Tuesday, May 11, 2010

Middle Earth Meditations

I have, for the last month or so, been engaging in a slightly different pattern of morning devotion. First thing upon waking, I do what I typically do, which is stir my sleep-addled mind to wakefulness with the Lord's Prayer. Well, sometimes it's the second or third thing, but I make a point of getting to it before I get to my coffee, which is saying something. It's a balanced part of my spiritual breakfast...and, honestly, the linchpin of my prayer life. Yeah, sometimes I prattle on like the Gentiles do, pouring my monkey-chatter worries into the glory of the numinous. But mostly, I just pray the one way the Master actually bothered teaching.

The second thing I do is read a poem. I'm following a year-long discipline of reading through George MacDonald's "Diary of an Old Soul," which is 366 connected poems that lead one on a meandering journey through the faith.
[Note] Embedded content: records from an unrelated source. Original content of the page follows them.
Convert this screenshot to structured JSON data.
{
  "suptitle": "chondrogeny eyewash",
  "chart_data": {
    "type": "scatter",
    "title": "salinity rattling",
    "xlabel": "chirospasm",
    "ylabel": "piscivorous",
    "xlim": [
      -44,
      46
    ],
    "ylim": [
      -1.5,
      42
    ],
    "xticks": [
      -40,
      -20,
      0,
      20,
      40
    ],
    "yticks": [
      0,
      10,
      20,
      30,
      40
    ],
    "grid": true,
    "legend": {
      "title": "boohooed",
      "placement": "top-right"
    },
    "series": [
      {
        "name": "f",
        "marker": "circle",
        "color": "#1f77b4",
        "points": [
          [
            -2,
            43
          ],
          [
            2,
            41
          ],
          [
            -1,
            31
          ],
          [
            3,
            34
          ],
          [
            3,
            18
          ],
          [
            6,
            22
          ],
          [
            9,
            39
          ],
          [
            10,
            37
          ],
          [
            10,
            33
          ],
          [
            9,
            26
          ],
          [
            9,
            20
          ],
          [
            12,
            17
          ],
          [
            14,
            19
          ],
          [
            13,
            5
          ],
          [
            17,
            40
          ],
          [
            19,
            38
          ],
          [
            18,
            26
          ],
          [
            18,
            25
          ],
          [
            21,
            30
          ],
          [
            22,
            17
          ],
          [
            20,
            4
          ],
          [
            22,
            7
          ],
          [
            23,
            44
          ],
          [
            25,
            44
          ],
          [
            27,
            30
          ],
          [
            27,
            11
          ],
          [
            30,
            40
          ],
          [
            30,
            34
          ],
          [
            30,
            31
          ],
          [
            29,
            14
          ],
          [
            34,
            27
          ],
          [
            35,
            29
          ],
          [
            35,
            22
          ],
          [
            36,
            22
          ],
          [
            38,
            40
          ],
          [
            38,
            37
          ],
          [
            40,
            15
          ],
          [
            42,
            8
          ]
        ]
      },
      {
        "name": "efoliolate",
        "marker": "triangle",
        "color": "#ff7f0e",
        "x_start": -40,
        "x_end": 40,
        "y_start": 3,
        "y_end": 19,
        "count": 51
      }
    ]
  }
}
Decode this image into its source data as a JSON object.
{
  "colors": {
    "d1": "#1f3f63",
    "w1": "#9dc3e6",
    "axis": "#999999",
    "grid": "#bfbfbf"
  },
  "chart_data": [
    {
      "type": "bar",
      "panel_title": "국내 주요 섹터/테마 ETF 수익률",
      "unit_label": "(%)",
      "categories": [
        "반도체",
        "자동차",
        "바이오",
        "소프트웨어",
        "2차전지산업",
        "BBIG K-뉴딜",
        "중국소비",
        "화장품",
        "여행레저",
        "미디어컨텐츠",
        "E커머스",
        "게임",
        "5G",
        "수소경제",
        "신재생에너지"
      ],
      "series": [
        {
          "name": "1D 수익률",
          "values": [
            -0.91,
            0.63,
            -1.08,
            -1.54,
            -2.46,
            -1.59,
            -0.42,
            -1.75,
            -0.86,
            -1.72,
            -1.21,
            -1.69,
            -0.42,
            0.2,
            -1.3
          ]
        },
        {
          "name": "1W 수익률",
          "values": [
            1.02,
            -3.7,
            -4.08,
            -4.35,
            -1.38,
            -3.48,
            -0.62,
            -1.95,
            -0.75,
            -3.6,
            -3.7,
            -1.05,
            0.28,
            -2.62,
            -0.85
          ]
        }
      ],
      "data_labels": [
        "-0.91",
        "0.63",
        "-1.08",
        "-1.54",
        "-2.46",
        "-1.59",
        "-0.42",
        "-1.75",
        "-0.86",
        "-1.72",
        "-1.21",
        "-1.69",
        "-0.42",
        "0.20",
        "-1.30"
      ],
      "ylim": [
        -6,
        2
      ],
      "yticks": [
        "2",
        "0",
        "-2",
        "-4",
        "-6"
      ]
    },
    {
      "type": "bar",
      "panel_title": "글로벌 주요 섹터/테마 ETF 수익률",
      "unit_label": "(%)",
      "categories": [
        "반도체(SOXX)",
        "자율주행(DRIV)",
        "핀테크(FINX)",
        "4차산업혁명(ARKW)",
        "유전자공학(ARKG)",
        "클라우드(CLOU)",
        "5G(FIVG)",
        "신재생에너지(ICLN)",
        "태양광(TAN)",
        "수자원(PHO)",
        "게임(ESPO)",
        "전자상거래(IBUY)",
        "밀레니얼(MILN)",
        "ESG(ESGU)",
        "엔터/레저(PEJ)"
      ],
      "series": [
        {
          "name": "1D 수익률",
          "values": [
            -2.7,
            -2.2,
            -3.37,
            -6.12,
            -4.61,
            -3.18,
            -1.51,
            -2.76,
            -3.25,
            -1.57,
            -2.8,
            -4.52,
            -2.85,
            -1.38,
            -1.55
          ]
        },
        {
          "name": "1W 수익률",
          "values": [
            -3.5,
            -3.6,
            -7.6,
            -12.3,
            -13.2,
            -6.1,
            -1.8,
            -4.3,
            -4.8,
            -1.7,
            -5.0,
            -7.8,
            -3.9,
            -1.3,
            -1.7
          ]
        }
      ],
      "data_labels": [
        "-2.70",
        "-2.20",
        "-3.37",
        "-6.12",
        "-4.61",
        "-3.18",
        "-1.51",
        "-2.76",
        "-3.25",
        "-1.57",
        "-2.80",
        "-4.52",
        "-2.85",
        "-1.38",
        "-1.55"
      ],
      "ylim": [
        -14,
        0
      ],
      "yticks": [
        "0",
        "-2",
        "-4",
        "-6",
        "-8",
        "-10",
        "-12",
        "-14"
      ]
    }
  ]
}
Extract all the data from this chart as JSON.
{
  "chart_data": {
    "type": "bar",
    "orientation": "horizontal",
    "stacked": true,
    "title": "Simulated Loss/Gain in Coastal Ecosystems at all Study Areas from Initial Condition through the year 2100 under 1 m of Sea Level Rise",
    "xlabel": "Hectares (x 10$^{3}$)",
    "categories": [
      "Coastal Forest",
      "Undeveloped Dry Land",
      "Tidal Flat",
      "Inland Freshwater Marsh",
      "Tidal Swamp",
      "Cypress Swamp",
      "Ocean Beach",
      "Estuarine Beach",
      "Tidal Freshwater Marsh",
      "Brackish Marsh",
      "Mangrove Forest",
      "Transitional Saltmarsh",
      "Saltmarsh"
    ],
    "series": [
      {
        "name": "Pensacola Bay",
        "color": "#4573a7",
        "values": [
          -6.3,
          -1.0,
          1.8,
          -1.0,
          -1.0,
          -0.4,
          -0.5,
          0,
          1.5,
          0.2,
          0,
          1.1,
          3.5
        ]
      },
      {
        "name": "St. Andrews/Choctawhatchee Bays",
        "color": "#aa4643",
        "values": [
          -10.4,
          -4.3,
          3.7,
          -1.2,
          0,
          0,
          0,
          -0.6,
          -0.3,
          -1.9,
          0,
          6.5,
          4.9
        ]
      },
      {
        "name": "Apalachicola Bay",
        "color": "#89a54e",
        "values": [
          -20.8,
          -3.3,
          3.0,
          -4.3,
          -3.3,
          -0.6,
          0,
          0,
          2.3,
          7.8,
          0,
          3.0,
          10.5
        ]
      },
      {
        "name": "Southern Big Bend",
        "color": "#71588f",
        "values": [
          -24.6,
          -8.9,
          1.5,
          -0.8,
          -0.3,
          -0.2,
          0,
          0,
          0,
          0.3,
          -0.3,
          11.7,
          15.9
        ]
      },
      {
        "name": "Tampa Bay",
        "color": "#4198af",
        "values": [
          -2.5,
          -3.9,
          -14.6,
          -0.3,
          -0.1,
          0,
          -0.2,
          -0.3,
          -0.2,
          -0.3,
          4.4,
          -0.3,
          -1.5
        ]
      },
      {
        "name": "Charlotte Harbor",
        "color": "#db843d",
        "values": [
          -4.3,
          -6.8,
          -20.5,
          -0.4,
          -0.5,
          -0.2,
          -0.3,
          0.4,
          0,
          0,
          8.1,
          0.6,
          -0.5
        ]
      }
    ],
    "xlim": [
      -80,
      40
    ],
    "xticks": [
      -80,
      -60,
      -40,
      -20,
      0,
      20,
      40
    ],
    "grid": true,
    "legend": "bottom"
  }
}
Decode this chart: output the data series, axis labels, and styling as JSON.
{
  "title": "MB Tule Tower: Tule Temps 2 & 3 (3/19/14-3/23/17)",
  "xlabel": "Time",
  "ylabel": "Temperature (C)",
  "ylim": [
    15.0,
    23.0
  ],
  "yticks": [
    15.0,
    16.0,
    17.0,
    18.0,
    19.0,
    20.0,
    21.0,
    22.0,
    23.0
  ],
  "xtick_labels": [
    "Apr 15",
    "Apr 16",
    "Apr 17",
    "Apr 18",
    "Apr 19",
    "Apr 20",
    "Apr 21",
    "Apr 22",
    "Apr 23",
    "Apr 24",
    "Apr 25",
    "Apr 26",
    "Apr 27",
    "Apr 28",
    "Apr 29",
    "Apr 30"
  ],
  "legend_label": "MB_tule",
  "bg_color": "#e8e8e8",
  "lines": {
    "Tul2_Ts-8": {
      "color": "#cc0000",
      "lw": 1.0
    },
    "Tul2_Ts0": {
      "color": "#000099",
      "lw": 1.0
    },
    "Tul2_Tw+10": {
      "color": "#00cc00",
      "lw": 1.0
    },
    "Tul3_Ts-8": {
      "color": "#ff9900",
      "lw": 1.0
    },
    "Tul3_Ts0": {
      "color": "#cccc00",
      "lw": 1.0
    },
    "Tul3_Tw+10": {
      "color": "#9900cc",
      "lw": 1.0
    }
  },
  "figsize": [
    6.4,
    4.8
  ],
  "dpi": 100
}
I've found they resonate in strange ways with my life, with the world around me, and with the particular struggles I'm having personally and spiritually. It's been a fruitful addition. I'll read today, mull over it, and then peek at the next day..you know..just because I'm nosy.

Tomorrow's poem struck me as interesting for a range of reasons. Here it is:
Fair freshness of the God-breathed spirit air,
Pass through my soul, and make it strong to love;
Wither with gracious cold what demons dare
Shoot from my hell into my world above;
Let them drop down, like leaves the sun doth sear,
And flutter far into the inane and bare,
Leaving my middle-earth calm, wise, and clear.
Though this poem works on a range of levels for me in my own spiritual walk, I was struck by that last line. MacDonald is a stated influence over the lives of many writers, most significantly C.S. Lewis. But he was also formative for Lewises close friend and drinkin'/smokin' buddy, J.R.R. Tolkien.

It may just be a random happenstance. It might just be a random turn of phrase. But hearing the words "middle-earth" from a known late 19th century influence over Tolkien just doesn't feel random.

I love those serendipitous connections between things, seeing the places where words and ideas have their root. It's like encountering a forgotten picture of your home 50 years ago, when that tree was just a sapling. Or being filled with a memory of a tiny boy child, who now stands nearly as tall as a man.